Thoughts from Higher Education Leaders: Challenges and Emerging Trends in Online Education finds that most colleges and universities have online programs, some of which grew organically out of academic units, some saw a programmatic need within their student population, and some wanted to experiment and innovate.
Most senior administrators highlighted online learning is a strategic imperative and have centralize strategic decision making around these programs. The primary drivers of this centralization are: risk, efficiency, and quality.
The findings conclude that the best online learning strategies focus on three things: mission, student-centricity, and leverage. First, start by understanding your goals for offering online programs and how those goals support the overall mission of the institution. Then, refine those goals with a clear understanding of the marketplace and the business model underlying your efforts.
Moreover, respondents encourage readers to take advantage of the unprecedented amounts of data now available regarding student engagement, learning and support in an online environment. Apply these insights to improve the experience for all students.
Finally, engage innovation partners across the institution and leverage the expertise of continuing and online education units. Tap your faculty and your institution’s business-minded stakeholders. Work together to create an environment of innovation, financial health and academic excellence.
Among other important insights, postsecondary leaders recommend tapping into existing expertise across the organization in areas such as online pedagogy, organizational models, lean innovation, and post-traditional student success. They also offer advice for how to avoid potential pitfalls involved in scaling online programs and centralizing related decision making and resources. Finally, many suggest that ensuring a good experience for online students benefits all students.
Of the 236 respondents, 112 were chief student affairs officers and 124 were the senior-most administrator in charge of online, continuing and/or professional education. The organizations then jointly presented the resulting data and hosted discussions at 3 national conferences—the Summit for Online Learning and Strategy hosted by UPCEA and the American Council on Education (ACE), the UPCEA Annual Conference and the NASPA Annual Conference.

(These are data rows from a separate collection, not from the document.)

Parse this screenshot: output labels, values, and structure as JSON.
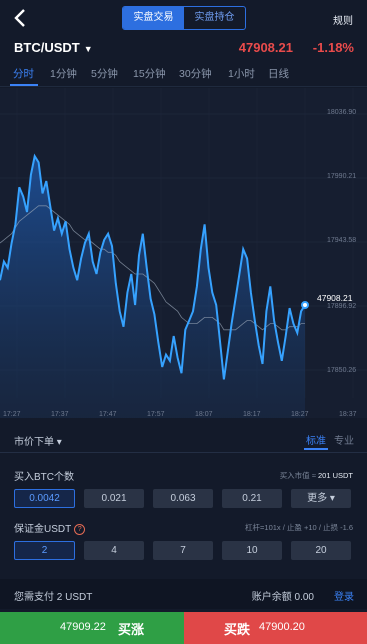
{
  "tabs": [
    "实盘交易",
    "实盘持仓"
  ],
  "rules_label": "规则",
  "pair": "BTC/USDT",
  "price": "47908.21",
  "change": "-1.18%",
  "timeframes": [
    "分时",
    "1分钟",
    "5分钟",
    "15分钟",
    "30分钟",
    "1小时",
    "日线"
  ],
  "chart_data": {
    "type": "area",
    "y_ticks": [
      "18036.90",
      "17990.21",
      "17943.58",
      "17896.92",
      "17850.26"
    ],
    "x_ticks": [
      "17:27",
      "17:37",
      "17:47",
      "17:57",
      "18:07",
      "18:17",
      "18:27",
      "18:37"
    ],
    "current_label": "47908.21",
    "values": [
      0.62,
      0.56,
      0.58,
      0.5,
      0.44,
      0.32,
      0.35,
      0.4,
      0.28,
      0.22,
      0.24,
      0.34,
      0.3,
      0.38,
      0.46,
      0.42,
      0.47,
      0.43,
      0.52,
      0.58,
      0.62,
      0.55,
      0.5,
      0.47,
      0.56,
      0.6,
      0.53,
      0.49,
      0.47,
      0.51,
      0.63,
      0.72,
      0.77,
      0.66,
      0.6,
      0.7,
      0.54,
      0.47,
      0.58,
      0.68,
      0.73,
      0.82,
      0.9,
      0.86,
      0.88,
      0.8,
      0.87,
      0.92,
      0.78,
      0.75,
      0.72,
      0.64,
      0.52,
      0.44,
      0.58,
      0.66,
      0.7,
      0.82,
      0.94,
      0.85,
      0.76,
      0.68,
      0.6,
      0.52,
      0.55,
      0.66,
      0.75,
      0.83,
      0.89,
      0.72,
      0.64,
      0.75,
      0.82,
      0.88,
      0.8,
      0.71,
      0.76,
      0.79,
      0.72,
      0.7
    ],
    "ma": [
      0.5,
      0.49,
      0.48,
      0.47,
      0.45,
      0.43,
      0.42,
      0.41,
      0.4,
      0.39,
      0.38,
      0.38,
      0.38,
      0.39,
      0.4,
      0.41,
      0.42,
      0.43,
      0.44,
      0.46,
      0.47,
      0.48,
      0.49,
      0.49,
      0.5,
      0.51,
      0.52,
      0.52,
      0.53,
      0.53,
      0.54,
      0.56,
      0.57,
      0.58,
      0.59,
      0.6,
      0.6,
      0.6,
      0.61,
      0.62,
      0.63,
      0.65,
      0.67,
      0.69,
      0.7,
      0.71,
      0.72,
      0.74,
      0.75,
      0.76,
      0.76,
      0.76,
      0.75,
      0.74,
      0.74,
      0.74,
      0.75,
      0.76,
      0.78,
      0.78,
      0.78,
      0.78,
      0.77,
      0.76,
      0.75,
      0.75,
      0.76,
      0.77,
      0.78,
      0.77,
      0.76,
      0.76,
      0.77,
      0.78,
      0.78,
      0.77,
      0.77,
      0.77,
      0.76,
      0.76
    ]
  },
  "order_type": "市价下单 ▾",
  "modes": [
    "标准",
    "专业"
  ],
  "qty_label": "买入BTC个数",
  "qty_hint_prefix": "买入市值 ≈",
  "qty_hint_value": "201 USDT",
  "qty_options": [
    "0.0042",
    "0.021",
    "0.063",
    "0.21",
    "更多 ▾"
  ],
  "margin_label": "保证金USDT",
  "margin_help": "?",
  "margin_hint": "杠杆=101x / 止盈 +10 / 止损 -1.6",
  "margin_options": [
    "2",
    "4",
    "7",
    "10",
    "20"
  ],
  "pay_text": "您需支付 2 USDT",
  "balance_text": "账户余额 0.00",
  "login": "登录",
  "buy_price": "47909.22",
  "buy_label": "买涨",
  "sell_label": "买跌",
  "sell_price": "47900.20",
  "colors": {
    "accent": "#3b82f6",
    "up": "#2f9f45",
    "down": "#e04848"
  }
}
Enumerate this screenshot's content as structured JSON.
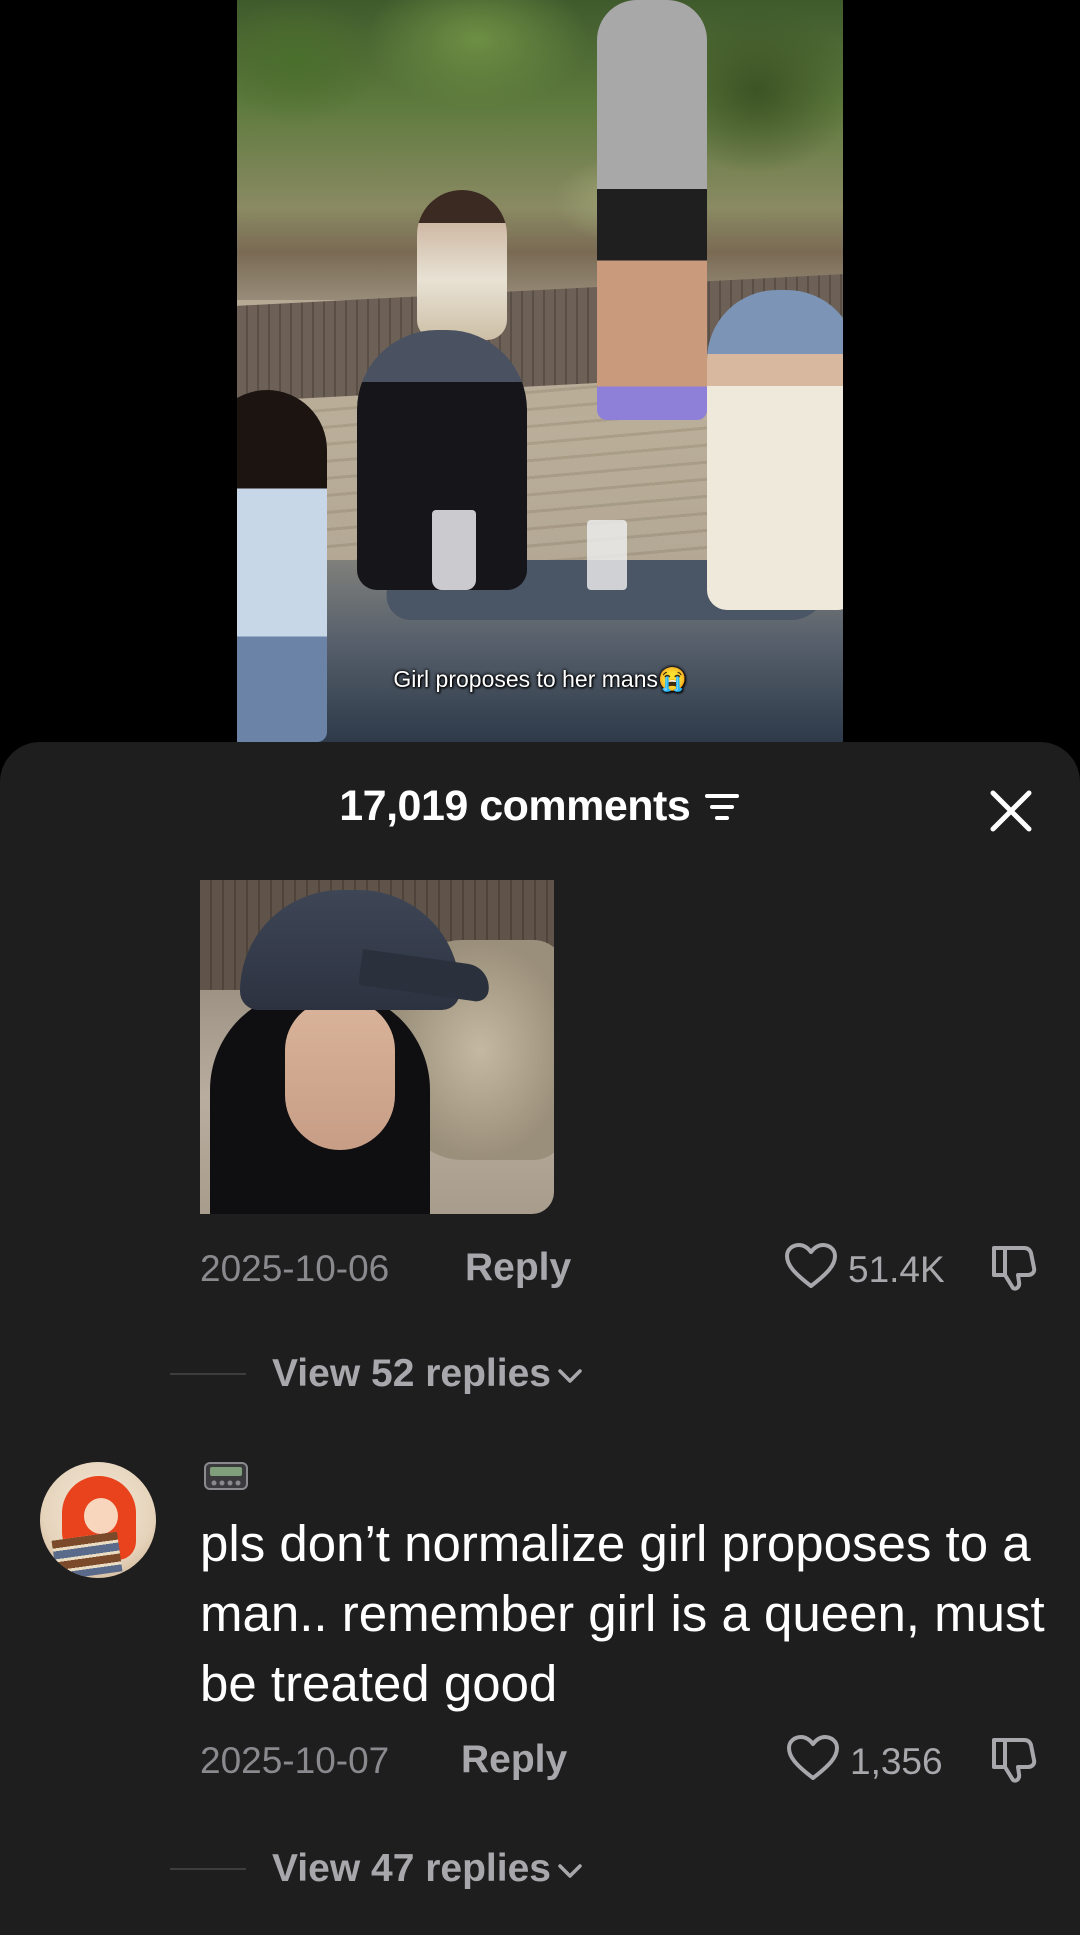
{
  "video": {
    "caption": "Girl proposes to her mans😭"
  },
  "comments_panel": {
    "count_label": "17,019 comments",
    "sort_icon": "filter-lines-icon",
    "close_icon": "close-icon"
  },
  "comments": [
    {
      "type": "image",
      "date": "2025-10-06",
      "reply_label": "Reply",
      "like_count": "51.4K",
      "view_replies_label": "View 52 replies"
    },
    {
      "type": "text",
      "badge_icon": "pager-icon",
      "text": "pls don’t normalize girl proposes to a man.. remember girl is a queen, must be treated good",
      "date": "2025-10-07",
      "reply_label": "Reply",
      "like_count": "1,356",
      "view_replies_label": "View 47 replies"
    }
  ],
  "colors": {
    "sheet_bg": "#1e1e1f",
    "muted_text": "#8a8a8e",
    "secondary_text": "#a8a8ac",
    "primary_text": "#ffffff"
  }
}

In between conference presentations, the group conducted one-on-one qualitative interviews with several survey respondents and other senior leaders responsible for online learning strategy at their respective institutions. The survey, discussions and interviews each involved individuals from a broad range of institutions representing public and private, small baccalaureate through large research institutions, all regions of the U.S. and all levels of student selectivity.